In the Gallatin Valley the average 50-60minute therapy session is billed at $140. Again, my advice? Ask lots of questions when you communicate with a potential provider.
OKAY- so you have an idea of “who” you are looking for, how to go about finding a provider, and a ballpark idea of cost. BUT you had a terrible experience in your past, and you haven’t been back. Before I go on- I am truly sorry that happened. When you are a child and forced into going by your parents, that can be tough. I only hope their motivation was out of love for you, their child. If you were an adult and had a bad experience- again I am sorry. Can I challenge your fear of counselors for a minute? When you were forced into therapy- someone other than yourself (parents, teachers, coaches) decided there was “something wrong” with you. Today you are an adult (well, you are if you are seeing me in my practice) and YOU get to decide what is and isn’t a problem. You are no longer the “identified patient” and have the guarantee of confidentiality (except in mandatory reporting situations) that a minor is not entitled to. If something isn’t working, tell the therapist so they can address your concern and adjust their behavior. We don’t know what we don’t know!
Secondly, don’t give up! Not everyone is for you. Sometimes you need to try a few therapists out before you find a good fit. Simple, not easy. It can be costly in money, time, and emotional well-being. Retelling your story can be exhausting. So. Exhausting. And you started the search for a reason…right? The benefit to persevering?? Ideally - finding a provider who is a good fit and “sees” you! Did you know the most significant indicator of a client improving is the therapeutic relationship? It’s so important to find the clinician you click with and trust.
So why THIS blog post? My intention was to clear up any questions that you may have had about the “LCPC” behind my name…Four fancy letters that I paid a LOT money for (ha ha) and let people know that I am a licensed counselor.

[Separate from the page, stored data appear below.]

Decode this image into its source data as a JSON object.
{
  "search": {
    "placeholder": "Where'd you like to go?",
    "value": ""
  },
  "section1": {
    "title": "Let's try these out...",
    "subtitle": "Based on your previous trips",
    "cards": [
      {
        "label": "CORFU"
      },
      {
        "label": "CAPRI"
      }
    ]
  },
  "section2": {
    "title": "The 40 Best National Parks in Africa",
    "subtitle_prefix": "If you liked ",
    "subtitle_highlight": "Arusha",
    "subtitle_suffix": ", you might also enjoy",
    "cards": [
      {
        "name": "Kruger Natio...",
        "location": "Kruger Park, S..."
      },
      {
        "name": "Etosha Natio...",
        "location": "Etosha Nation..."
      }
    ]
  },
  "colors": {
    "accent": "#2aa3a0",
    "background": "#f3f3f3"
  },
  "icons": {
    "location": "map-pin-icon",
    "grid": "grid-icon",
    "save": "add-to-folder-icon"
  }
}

They don’t make me an expert in you. YOU are the expert in you. Those letters simply reflect an education that prepared me to walk with you on your journey in a structured manner.
LCPC is just one component of who I am as a helper. I am also a licensed addiction counselor, am working on certification as a life coach, and will be starting a program for certification in food addiction this fall. Again- LETTERS! If you choose to work with me- let it be for our connection, for your intuition that we are a good fit. Let it be because I showed you who I really am.